# Causes and Fixes for Ink Blobs on Ballpoint Type Pen Tips?



## penicillin (Mar 26, 2021)

Sometimes ballpoint pens get "blobs" of ink on the ballpoint tips. If you don't notice a blob on your ballpoint pen tip, it can leave a blotch or a smear on your writing, which is annoying. I can wipe them off with a tissue or rub them off on scratch paper. 

Some pens get them, some do not. You cannot look at a new refill and predict what will happen in the future. The refills may be cheap or they may be expensive, high quality refills. The ink may be standard or gel or whatever. All I know is that it is unpredictable. Once a blob appears on the pen tip, they tend to reappear on that same tip even if you clean it off. 

They seem to happen "by magic." I store the most frequently used pens in the retracted position (click or twist). They are kept vertically in a "cup" type holder on my desk and in the shop.

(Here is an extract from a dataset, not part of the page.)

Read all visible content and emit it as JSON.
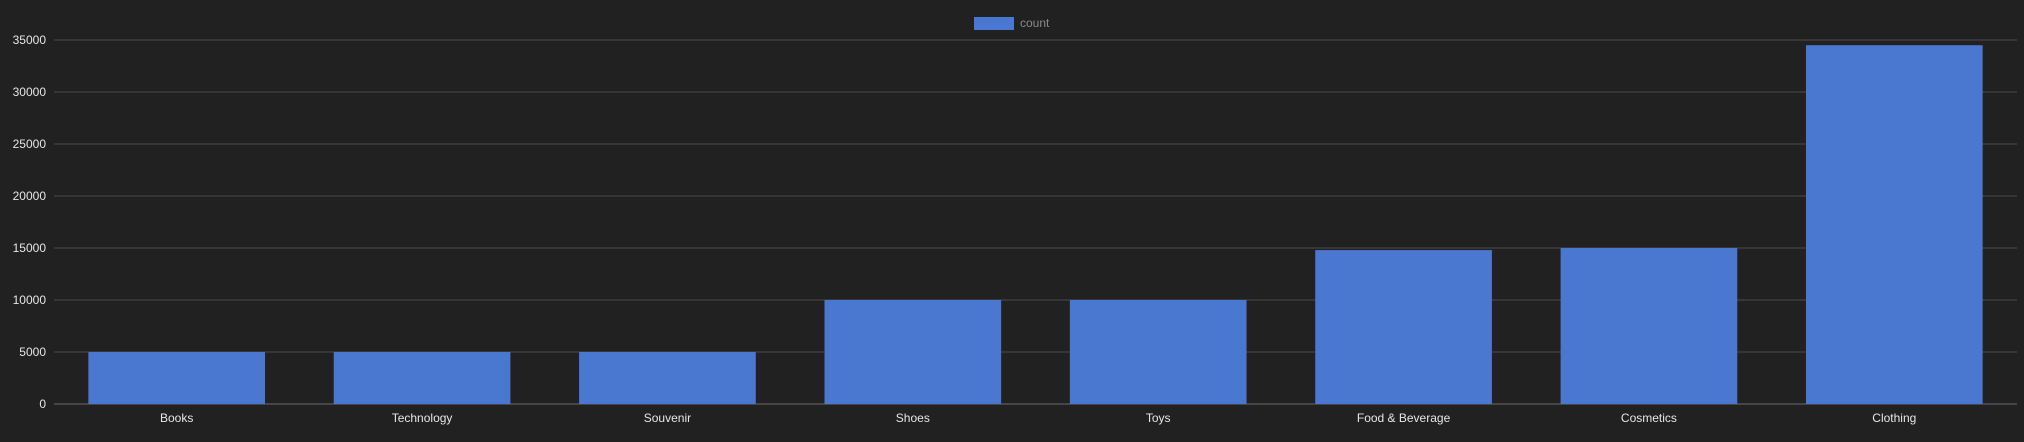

Some less frequently used pens are stored horizontally in the desk drawer. 

-> What causes those ink blobs? What can be done to fix it? If it happens on a pen, is there a way to prevent it from reappearing, other than replacing the refill and hoping that it does not happen again?


----------



## SteveG (Mar 26, 2021)

Quality of refill is important. I have not experienced this issue with Schmidt Easyflow 9000 M (Rollerball). I seemed to regularly be a problem with the style of refills used for slimline pens. My solution:I stopped making/selling pens with that style of refill.


----------



## bmachin (Mar 26, 2021)

Just  spitballing here, but could it be that it only happens with specific types of paper?

Bill


----------



## penicillin (Mar 26, 2021)

bmachin said:


> Just spitballing here, but could it be that it only happens with specific types of paper?


Hi Bill - Thanks for the reply.

No, the blobs are on the tip of the pen refill before they touch the paper. I pull the pen out of the cup, click or twist the mechanism to extend the tip, and there it is, waiting to smear on the paper. 

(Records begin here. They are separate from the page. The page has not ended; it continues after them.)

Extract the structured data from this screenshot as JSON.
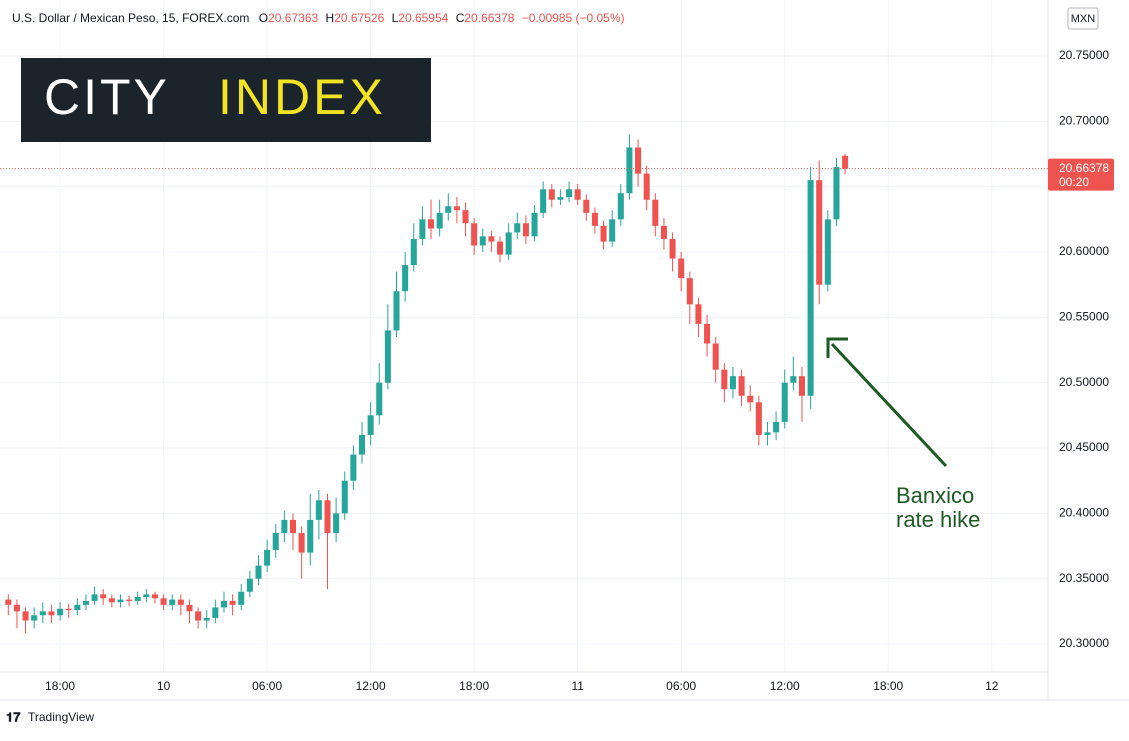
{
  "chart_data": {
    "type": "candlestick",
    "title": "U.S. Dollar / Mexican Peso, 15, FOREX.com",
    "ohlc_labels": [
      "O",
      "H",
      "L",
      "C"
    ],
    "change": "−0.00985 (−0.05%)",
    "currency": "MXN",
    "countdown": "00:20",
    "logo": [
      "CITY",
      "INDEX"
    ],
    "annotation": [
      "Banxico",
      "rate hike"
    ],
    "footer": "TradingView",
    "up_color": "#26a69a",
    "down_color": "#ef5350",
    "grid": true,
    "xlim": [
      14.75,
      75.26
    ],
    "xticks": [
      {
        "value": 18,
        "label": "18:00"
      },
      {
        "value": 24,
        "label": "10"
      },
      {
        "value": 30,
        "label": "06:00"
      },
      {
        "value": 36,
        "label": "12:00"
      },
      {
        "value": 42,
        "label": "18:00"
      },
      {
        "value": 48,
        "label": "11"
      },
      {
        "value": 54,
        "label": "06:00"
      },
      {
        "value": 60,
        "label": "12:00"
      },
      {
        "value": 66,
        "label": "18:00"
      },
      {
        "value": 72,
        "label": "12"
      }
    ],
    "ylim": [
      20.2786,
      20.7898
    ],
    "yticks": [
      {
        "value": 20.3,
        "label": "20.30000"
      },
      {
        "value": 20.35,
        "label": "20.35000"
      },
      {
        "value": 20.4,
        "label": "20.40000"
      },
      {
        "value": 20.45,
        "label": "20.45000"
      },
      {
        "value": 20.5,
        "label": "20.50000"
      },
      {
        "value": 20.55,
        "label": "20.55000"
      },
      {
        "value": 20.6,
        "label": "20.60000"
      },
      {
        "value": 20.65,
        "label": "20.65000"
      },
      {
        "value": 20.7,
        "label": "20.70000"
      },
      {
        "value": 20.75,
        "label": "20.75000"
      }
    ],
    "x": [
      15,
      15.5,
      16,
      16.5,
      17,
      17.5,
      18,
      18.5,
      19,
      19.5,
      20,
      20.5,
      21,
      21.5,
      22,
      22.5,
      23,
      23.5,
      24,
      24.5,
      25,
      25.5,
      26,
      26.5,
      27,
      27.5,
      28,
      28.5,
      29,
      29.5,
      30,
      30.5,
      31,
      31.5,
      32,
      32.5,
      33,
      33.5,
      34,
      34.5,
      35,
      35.5,
      36,
      36.5,
      37,
      37.5,
      38,
      38.5,
      39,
      39.5,
      40,
      40.5,
      41,
      41.5,
      42,
      42.5,
      43,
      43.5,
      44,
      44.5,
      45,
      45.5,
      46,
      46.5,
      47,
      47.5,
      48,
      48.5,
      49,
      49.5,
      50,
      50.5,
      51,
      51.5,
      52,
      52.5,
      53,
      53.5,
      54,
      54.5,
      55,
      55.5,
      56,
      56.5,
      57,
      57.5,
      58,
      58.5,
      59,
      59.5,
      60,
      60.5,
      61,
      61.5,
      62,
      62.5,
      63,
      63.5
    ],
    "open": [
      20.334,
      20.33,
      20.325,
      20.318,
      20.322,
      20.325,
      20.322,
      20.327,
      20.326,
      20.33,
      20.333,
      20.338,
      20.335,
      20.332,
      20.334,
      20.333,
      20.336,
      20.338,
      20.335,
      20.33,
      20.334,
      20.33,
      20.325,
      20.318,
      20.32,
      20.328,
      20.333,
      20.33,
      20.34,
      20.35,
      20.36,
      20.372,
      20.385,
      20.395,
      20.385,
      20.37,
      20.395,
      20.41,
      20.385,
      20.4,
      20.425,
      20.445,
      20.46,
      20.475,
      20.5,
      20.54,
      20.57,
      20.59,
      20.61,
      20.625,
      20.618,
      20.63,
      20.635,
      20.632,
      20.622,
      20.605,
      20.612,
      20.608,
      20.598,
      20.615,
      20.622,
      20.612,
      20.63,
      20.648,
      20.64,
      20.642,
      20.648,
      20.64,
      20.63,
      20.62,
      20.608,
      20.625,
      20.645,
      20.68,
      20.66,
      20.64,
      20.62,
      20.61,
      20.595,
      20.58,
      20.56,
      20.545,
      20.53,
      20.51,
      20.495,
      20.505,
      20.49,
      20.485,
      20.46,
      20.462,
      20.47,
      20.5,
      20.505,
      20.49,
      20.655,
      20.575,
      20.625,
      20.67363
    ],
    "high": [
      20.338,
      20.334,
      20.328,
      20.328,
      20.332,
      20.33,
      20.332,
      20.331,
      20.335,
      20.338,
      20.344,
      20.342,
      20.338,
      20.338,
      20.337,
      20.34,
      20.342,
      20.34,
      20.338,
      20.338,
      20.338,
      20.334,
      20.328,
      20.326,
      20.334,
      20.34,
      20.338,
      20.346,
      20.356,
      20.368,
      20.38,
      20.392,
      20.402,
      20.4,
      20.39,
      20.415,
      20.418,
      20.415,
      20.412,
      20.432,
      20.452,
      20.47,
      20.485,
      20.515,
      20.56,
      20.585,
      20.6,
      20.622,
      20.635,
      20.64,
      20.64,
      20.645,
      20.642,
      20.638,
      20.626,
      20.618,
      20.616,
      20.612,
      20.622,
      20.63,
      20.628,
      20.636,
      20.654,
      20.652,
      20.648,
      20.654,
      20.652,
      20.644,
      20.634,
      20.624,
      20.632,
      20.652,
      20.69,
      20.686,
      20.666,
      20.645,
      20.626,
      20.615,
      20.6,
      20.585,
      20.565,
      20.552,
      20.535,
      20.515,
      20.512,
      20.51,
      20.498,
      20.49,
      20.47,
      20.478,
      20.51,
      20.52,
      20.512,
      20.665,
      20.67,
      20.632,
      20.672,
      20.67526
    ],
    "low": [
      20.322,
      20.312,
      20.308,
      20.312,
      20.316,
      20.316,
      20.318,
      20.32,
      20.322,
      20.326,
      20.33,
      20.33,
      20.328,
      20.328,
      20.329,
      20.33,
      20.332,
      20.331,
      20.326,
      20.326,
      20.322,
      20.316,
      20.312,
      20.312,
      20.316,
      20.324,
      20.322,
      20.326,
      20.336,
      20.345,
      20.355,
      20.366,
      20.378,
      20.372,
      20.35,
      20.36,
      20.38,
      20.342,
      20.378,
      20.395,
      20.418,
      20.438,
      20.452,
      20.468,
      20.495,
      20.535,
      20.562,
      20.585,
      20.605,
      20.61,
      20.612,
      20.624,
      20.622,
      20.612,
      20.598,
      20.6,
      20.6,
      20.592,
      20.594,
      20.61,
      20.606,
      20.608,
      20.626,
      20.634,
      20.636,
      20.638,
      20.636,
      20.624,
      20.614,
      20.602,
      20.604,
      20.62,
      20.64,
      20.65,
      20.632,
      20.612,
      20.602,
      20.585,
      20.57,
      20.545,
      20.535,
      20.52,
      20.5,
      20.485,
      20.488,
      20.482,
      20.478,
      20.452,
      20.452,
      20.456,
      20.465,
      20.494,
      20.47,
      20.48,
      20.56,
      20.57,
      20.62,
      20.65954
    ],
    "close": [
      20.33,
      20.325,
      20.318,
      20.322,
      20.325,
      20.322,
      20.327,
      20.326,
      20.33,
      20.333,
      20.338,
      20.335,
      20.332,
      20.334,
      20.333,
      20.336,
      20.338,
      20.335,
      20.33,
      20.334,
      20.33,
      20.325,
      20.318,
      20.32,
      20.328,
      20.333,
      20.33,
      20.34,
      20.35,
      20.36,
      20.372,
      20.385,
      20.395,
      20.385,
      20.37,
      20.395,
      20.41,
      20.385,
      20.4,
      20.425,
      20.445,
      20.46,
      20.475,
      20.5,
      20.54,
      20.57,
      20.59,
      20.61,
      20.625,
      20.618,
      20.63,
      20.635,
      20.632,
      20.622,
      20.605,
      20.612,
      20.608,
      20.598,
      20.615,
      20.622,
      20.612,
      20.63,
      20.648,
      20.64,
      20.642,
      20.648,
      20.64,
      20.63,
      20.62,
      20.608,
      20.625,
      20.645,
      20.68,
      20.66,
      20.64,
      20.62,
      20.61,
      20.595,
      20.58,
      20.56,
      20.545,
      20.53,
      20.51,
      20.495,
      20.505,
      20.49,
      20.485,
      20.46,
      20.462,
      20.47,
      20.5,
      20.505,
      20.49,
      20.655,
      20.575,
      20.625,
      20.665,
      20.66378
    ]
  }
}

This is common problem. People have encountered it in normal life as long as I can remember ballpoint type pens. 

The reason I started the thread is that I don't know why they happen, what causes them, and what can be done about it - if anything. I thought that perhaps some of the pen experts here might know something more.


----------



## monophoto (Mar 26, 2021)

I think its a matter of quality.  I've never seen the problem with real Cross refills, but it is a rather common experience with Bic refills.


----------